Mahesh Illindala, assistant professor in the Department of Electrical and Computer Engineering at the Ohio State University in the USA, will deliver a guest lecture on ‘Modeling of distributed energy resources and their limiting conditions’ at IITH on June 9th at 11.30 a.m. For a microgrid with a mix of distributed energy resources (DERs), major challenges on its survivability are found in the islanded condition, according to a release here on Wednesday.
In particular, a sudden loss of generation or a large and fluctuating load could force the microgrid to operate near its capacity limits. Such a situation can cause a cascading collapse of the mixed-source microgrid, even when the load demand is within the system’s power rating. This condition was observed during several tests carried out at the Consortium for Electric Reliability Technology Solutions (CERTS) Microgrid Test Bed. This work analyzes the root causes behind the collapse.
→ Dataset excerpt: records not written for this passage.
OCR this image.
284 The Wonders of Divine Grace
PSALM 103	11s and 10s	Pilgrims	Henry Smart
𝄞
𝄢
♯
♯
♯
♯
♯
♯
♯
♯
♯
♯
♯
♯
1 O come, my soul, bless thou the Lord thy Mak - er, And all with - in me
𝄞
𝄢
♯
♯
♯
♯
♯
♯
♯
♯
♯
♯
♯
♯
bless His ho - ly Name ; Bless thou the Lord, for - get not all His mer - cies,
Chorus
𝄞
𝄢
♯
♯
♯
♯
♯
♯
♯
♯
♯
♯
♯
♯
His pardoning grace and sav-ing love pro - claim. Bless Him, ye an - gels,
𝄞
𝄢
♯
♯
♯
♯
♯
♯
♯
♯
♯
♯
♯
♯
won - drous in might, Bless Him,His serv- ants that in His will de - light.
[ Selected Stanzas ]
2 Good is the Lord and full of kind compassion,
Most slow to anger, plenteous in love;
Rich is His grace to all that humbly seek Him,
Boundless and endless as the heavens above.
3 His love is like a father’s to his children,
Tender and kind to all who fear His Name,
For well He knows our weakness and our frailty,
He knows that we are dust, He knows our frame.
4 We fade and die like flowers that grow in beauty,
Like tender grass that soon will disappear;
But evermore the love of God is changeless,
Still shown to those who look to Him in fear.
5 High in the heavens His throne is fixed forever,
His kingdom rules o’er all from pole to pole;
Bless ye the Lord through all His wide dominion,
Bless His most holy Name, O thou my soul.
It highlights that the capacity of a low-inertia system to support load changes is contributed by faster responding DERs initially. Therefore, the microgrid is particularly susceptible if the faster responding DERs do not have adequate reserve margin. Two control methods are evaluated for providing safeguards to these DERs and prevent the system collapse.
Dr. Mahesh research interests include microgrids, distributed energy resources, electrical energy conversion and storage, power system applications of multi-agent systems, protective relaying, and advanced electric drive transportation systems.